A equipa de investigadores da U.Porto deu assim os primeiros passos para esta integração. “Defendemos que o investimento na atualização dos currículos escolares, devidamente complementado com formação dos professores, deve ser orientado por estudos que caracterizem as potencialidades de incorporar determinadas temáticas e ferramentas, usadas em investigação, na aprendizagem dos alunos”, salienta Fernando Tavares, docente da FCUP e investigador do CIBIO-InBIO.

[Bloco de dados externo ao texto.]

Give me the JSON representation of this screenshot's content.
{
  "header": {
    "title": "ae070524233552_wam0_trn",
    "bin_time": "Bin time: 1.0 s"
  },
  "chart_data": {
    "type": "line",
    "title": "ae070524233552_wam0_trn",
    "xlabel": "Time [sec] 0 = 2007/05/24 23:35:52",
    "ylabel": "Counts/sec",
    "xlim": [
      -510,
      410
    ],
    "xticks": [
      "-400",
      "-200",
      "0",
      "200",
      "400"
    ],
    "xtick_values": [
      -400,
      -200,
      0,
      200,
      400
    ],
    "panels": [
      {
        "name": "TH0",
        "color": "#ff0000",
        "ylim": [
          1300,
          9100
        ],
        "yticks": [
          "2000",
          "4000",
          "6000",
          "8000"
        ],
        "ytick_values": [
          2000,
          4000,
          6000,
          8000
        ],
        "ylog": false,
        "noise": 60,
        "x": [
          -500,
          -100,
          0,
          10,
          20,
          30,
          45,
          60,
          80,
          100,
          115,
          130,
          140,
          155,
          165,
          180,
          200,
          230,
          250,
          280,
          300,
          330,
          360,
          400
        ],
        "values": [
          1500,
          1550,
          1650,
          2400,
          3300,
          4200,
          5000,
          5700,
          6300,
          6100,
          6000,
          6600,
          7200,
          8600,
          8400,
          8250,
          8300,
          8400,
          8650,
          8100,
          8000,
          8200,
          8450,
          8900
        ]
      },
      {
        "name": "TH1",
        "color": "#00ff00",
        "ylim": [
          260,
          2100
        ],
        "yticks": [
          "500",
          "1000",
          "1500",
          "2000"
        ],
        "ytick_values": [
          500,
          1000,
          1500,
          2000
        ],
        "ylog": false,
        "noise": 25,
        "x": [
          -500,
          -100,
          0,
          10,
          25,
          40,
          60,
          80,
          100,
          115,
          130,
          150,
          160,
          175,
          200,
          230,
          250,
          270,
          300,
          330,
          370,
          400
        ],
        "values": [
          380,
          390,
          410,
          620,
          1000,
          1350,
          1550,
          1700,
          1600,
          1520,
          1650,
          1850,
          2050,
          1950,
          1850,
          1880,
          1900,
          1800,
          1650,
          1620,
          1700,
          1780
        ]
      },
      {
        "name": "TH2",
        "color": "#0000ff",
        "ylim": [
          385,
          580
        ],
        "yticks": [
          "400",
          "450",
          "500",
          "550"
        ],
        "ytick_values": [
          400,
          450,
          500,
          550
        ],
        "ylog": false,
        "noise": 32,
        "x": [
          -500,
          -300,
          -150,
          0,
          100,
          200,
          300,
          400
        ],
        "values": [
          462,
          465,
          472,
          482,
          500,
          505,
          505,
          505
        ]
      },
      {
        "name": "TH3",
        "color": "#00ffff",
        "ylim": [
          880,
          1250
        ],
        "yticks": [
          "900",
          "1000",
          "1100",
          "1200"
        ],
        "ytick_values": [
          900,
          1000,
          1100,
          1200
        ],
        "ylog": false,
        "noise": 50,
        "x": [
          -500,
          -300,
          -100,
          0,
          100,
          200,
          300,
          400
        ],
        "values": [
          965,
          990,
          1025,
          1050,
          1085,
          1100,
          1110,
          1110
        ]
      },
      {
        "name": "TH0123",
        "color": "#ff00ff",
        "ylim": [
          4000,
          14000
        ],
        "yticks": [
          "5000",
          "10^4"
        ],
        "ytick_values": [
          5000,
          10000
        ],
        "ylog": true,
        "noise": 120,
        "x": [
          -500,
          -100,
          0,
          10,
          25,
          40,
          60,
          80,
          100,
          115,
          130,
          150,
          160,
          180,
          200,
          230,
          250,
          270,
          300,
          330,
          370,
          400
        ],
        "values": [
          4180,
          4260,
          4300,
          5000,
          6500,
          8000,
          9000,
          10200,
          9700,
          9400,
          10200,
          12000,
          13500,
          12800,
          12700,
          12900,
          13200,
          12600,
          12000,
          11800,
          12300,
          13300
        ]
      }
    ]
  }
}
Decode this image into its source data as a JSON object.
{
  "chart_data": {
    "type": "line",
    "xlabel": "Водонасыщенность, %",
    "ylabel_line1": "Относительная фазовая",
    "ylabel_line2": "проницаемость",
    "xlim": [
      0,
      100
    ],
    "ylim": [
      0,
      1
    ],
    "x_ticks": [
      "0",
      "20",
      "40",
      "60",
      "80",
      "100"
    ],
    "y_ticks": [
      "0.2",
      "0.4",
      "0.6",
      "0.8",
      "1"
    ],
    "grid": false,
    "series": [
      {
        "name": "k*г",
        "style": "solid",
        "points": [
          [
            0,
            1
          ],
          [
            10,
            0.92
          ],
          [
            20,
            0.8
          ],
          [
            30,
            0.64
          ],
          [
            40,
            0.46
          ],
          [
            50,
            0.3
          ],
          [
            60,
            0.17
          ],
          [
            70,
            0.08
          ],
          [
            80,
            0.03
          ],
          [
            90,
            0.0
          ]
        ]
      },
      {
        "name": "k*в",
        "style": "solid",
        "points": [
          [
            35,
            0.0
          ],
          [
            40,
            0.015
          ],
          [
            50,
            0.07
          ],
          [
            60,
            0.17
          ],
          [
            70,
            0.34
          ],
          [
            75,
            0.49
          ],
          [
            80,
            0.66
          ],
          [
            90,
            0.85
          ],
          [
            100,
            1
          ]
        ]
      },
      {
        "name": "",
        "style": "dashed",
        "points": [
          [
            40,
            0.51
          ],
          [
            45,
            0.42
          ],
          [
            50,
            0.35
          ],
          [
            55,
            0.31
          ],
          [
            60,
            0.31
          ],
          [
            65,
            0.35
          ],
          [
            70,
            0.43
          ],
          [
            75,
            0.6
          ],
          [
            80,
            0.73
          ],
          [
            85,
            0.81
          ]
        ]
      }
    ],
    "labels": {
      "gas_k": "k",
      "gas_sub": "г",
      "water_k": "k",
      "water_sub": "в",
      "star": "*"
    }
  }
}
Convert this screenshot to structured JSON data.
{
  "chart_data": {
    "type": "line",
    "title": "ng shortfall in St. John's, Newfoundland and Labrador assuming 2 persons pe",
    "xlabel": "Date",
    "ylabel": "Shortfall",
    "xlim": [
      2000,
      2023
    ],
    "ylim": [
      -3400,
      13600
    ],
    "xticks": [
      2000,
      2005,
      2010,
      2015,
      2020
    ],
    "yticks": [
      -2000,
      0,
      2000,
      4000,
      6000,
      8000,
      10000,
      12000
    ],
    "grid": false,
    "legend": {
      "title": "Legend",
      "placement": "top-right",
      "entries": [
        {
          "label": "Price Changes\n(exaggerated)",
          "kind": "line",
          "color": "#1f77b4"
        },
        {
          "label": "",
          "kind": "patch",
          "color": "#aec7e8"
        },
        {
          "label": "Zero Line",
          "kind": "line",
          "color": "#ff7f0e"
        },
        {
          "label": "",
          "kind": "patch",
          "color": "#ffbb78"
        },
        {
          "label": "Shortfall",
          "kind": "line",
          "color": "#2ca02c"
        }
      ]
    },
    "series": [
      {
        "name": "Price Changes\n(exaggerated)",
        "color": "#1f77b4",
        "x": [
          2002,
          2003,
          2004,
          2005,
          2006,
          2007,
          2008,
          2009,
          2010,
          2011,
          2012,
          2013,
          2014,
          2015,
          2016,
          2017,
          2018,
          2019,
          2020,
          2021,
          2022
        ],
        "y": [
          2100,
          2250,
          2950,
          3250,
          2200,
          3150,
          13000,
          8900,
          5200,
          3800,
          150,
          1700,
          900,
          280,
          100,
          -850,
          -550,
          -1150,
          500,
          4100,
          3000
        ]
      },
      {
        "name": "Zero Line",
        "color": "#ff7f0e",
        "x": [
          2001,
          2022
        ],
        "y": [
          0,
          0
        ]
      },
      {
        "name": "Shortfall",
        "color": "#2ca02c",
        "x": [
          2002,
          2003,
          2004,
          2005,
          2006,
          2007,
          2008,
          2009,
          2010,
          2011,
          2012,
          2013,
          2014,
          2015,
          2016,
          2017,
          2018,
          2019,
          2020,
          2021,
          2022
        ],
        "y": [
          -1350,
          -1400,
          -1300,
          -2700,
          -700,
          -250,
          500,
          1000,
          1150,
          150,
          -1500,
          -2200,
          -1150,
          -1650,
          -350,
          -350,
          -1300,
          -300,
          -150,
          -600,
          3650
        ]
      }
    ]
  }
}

Recursos disponíveis online 

Este estudo foi pioneiro pela adequação da bioinformática ao 3º ciclo do ensino básico e ao ensino secundário, mas também por contar com o constante feedback de 11 professores envolvidos na iniciativa, e pela incidência sobre aplicações bioinformáticas intuitivas e de livre acesso e que podem ir de encontro aos conteúdos do currículo nacional para as ciências.

Os recursos desenvolvidos pelos investigadores estão disponíveis numa página web destinada a professores do ensino básico e secundário.

No futuro, os investigadores pretendem desenvolver novos laboratórios de bioinformática com outros tópicos curriculares e também trabalhar nesta área com alunos do 3º ciclo do ensino básico. A formação de professores será também uma prioridade.

A investigação foi  financiada pela Fundação para a Ciência e a Tecnologia (FCT) através da bolsa de doutoramento SFRH/BD/112038/2015 e por fundos nacionais através da FCT no âmbito do projeto UIDB/50027/2020.